- New study tasked AIs with tackling the ‘Stroop’ test
- GPT and Claude performed very poorly compared to humans
- There are nuances here, but generally speaking, researchers maintain that improving this side of AI is crucial to achieving artificial general intelligence.
A recently published study has pointed out a limitation of big-name AI models like ChatGPT, although it has caused some controversy as the main research uses now outdated versions of those models, but there are nuances to it, and this does not make the findings irrelevant.
I’ll get to that later, but first, let’s look at the study itself, which was highlighted on Reddit (“New Study Reveals Top AI Models Completely Fail Classic ‘Stroop’ Psychological Attention Test”) and published via Oxford University Press in the journal PNAS Nexus.
The research consists of testing the so-called ‘Stroop effect’ with GPT-4o and Claude 3.5 Sonnet. As noted, these are not the cutting-edge versions of those AIs (large language models or LLMs), but they were at the time the initial study was conducted.
The Stroop effect refers to the phenomenon whereby the human brain becomes confused when asked to name the color of ink used to write a word, when that word may be the written version of another color (incongruent) in some cases. So if the word “red” is written in blue ink, it will cause a slower response, or possibly an incorrect response, where the viewer accidentally says “red” instead of the actual color of the ink, which is blue.
This is because the brain is trying to juggle two different tasks (reading comprehension and color recognition) and therefore cognitive interference arises. Overriding the compulsion to read the word and say the color requires “executive control of attention,” and this is what the authors were testing in the AI models. Both color naming and word reading were tested on shorter and longer word lists (5, 10, 20, and 40 words).
The study observes: “Like humans, both LLM [GPT and Claude] showed relatively high accuracy in the word reading task and performed worse in the incongruent condition [where the word doesn’t match the color] than in the congruent and neutral conditions for the color naming task.
For color naming, humans maintain about 95% accuracy even on very long trials (up to an hour), but LLM accuracy decreased very rapidly with longer word lists under the incongruent condition (non-matching color and word name). GPT-4o was 91% accurate on a five-word test, but dropped to 57% with 10 words and dropped all the way to 22% with 20 words (and was only 15% accurate with 40 words).
Claude 3.5 Sonnet performed better, maintaining 76% accuracy on 20 words, but again fell hopelessly to 24% on the longer 40-word test.
The authors conclude: “The significant degradation pattern of the two LLMs suggests fundamental limitations compared to human attention.”
Analysis: another necessary step on the path to AGI?
If you have read the Reddit thread, you will no doubt have noticed that, as mentioned at the beginning, there is a lot of criticism against this study from commenters due to the use of outdated GPT and Claude models.
In fact, at one point the authors call these older LLMs “state of the art” and of course, as already noted, they were cutting edge when the main study was conducted. Still, this is an unfortunate phrase that should have been updated and modified now that the article has just been published (after peer review, etc.).

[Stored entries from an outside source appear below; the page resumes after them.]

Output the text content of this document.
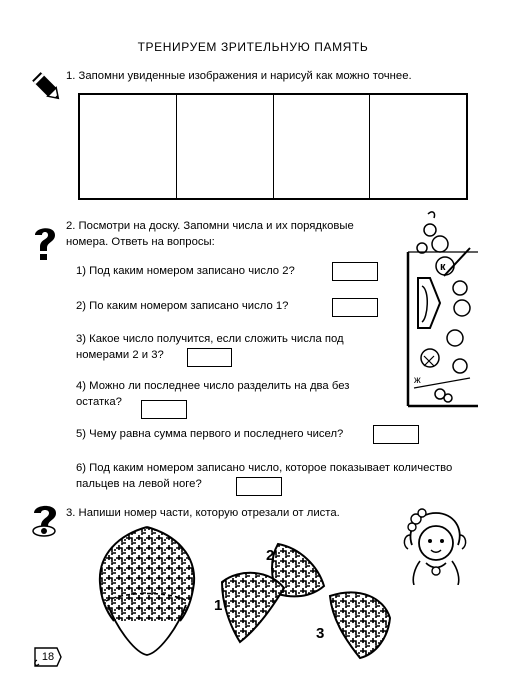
ТРЕНИРУЕМ ЗРИТЕЛЬНУЮ ПАМЯТЬ
1. Запомни увиденные изображения и нарисуй как можно точнее.
2. Посмотри на доску. Запомни числа и их порядковые
номера. Ответь на вопросы:
1) Под каким номером записано число 2?
2) По каким номером записано число 1?
3) Какое число получится, если сложить числа под
номерами 2 и 3?
4) Можно ли последнее число разделить на два без
остатка?
5) Чему равна сумма первого и последнего чисел?
6) Под каким номером записано число, которое показывает количество
пальцев на левой ноге?
к
ж
3. Напиши номер части, которую отрезали от листа.
2
1
3
18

However, the researchers did Test on GPT-5, Claude Opus 4.1 and Gemini 2.5 Pro in September 2025, although this is somewhat hidden in the document. Those more recent tests found that these models offered only “slight” improvements over their predecessors, and that they still exhibited “ongoing executive attention deficits, consistent with our comprehensive analysis of previous Transformer models” (as did the Gemini 2.5 Pro, which was a new introduction here).
Admittedly, a smaller sample size was used, but the researchers still maintain that overall their study reflects a fundamental limitation that is “inherent in the architectural limitations of transformer-based LLMs.”
The authors note that one caveat is that GPT-5 in ‘Thinking’ mode can write and then execute code to ensure it performs the Stroop test without problems, and other LLMs may use similar functionality, but this is essentially the AI (cleverly) getting around its shortcomings. Of course, it’s not changing the way you function or reason more broadly.
The researchers note that innovations in the transformative architecture for LLMs focus on improving memory capabilities, which do not address the “core limitations of attention mechanisms, specifically the need for sophisticated alerting, orienting, and executive control networks to enable cognitive flexibility.”
The ultimate goal is effective goal-directed behavior, and the study notes: “The future [LLM] “Development could benefit from the implementation of more sophisticated executive control systems that can handle decision conflicts through structured, goal-directed processing rather than relying solely on enhanced memory capabilities.”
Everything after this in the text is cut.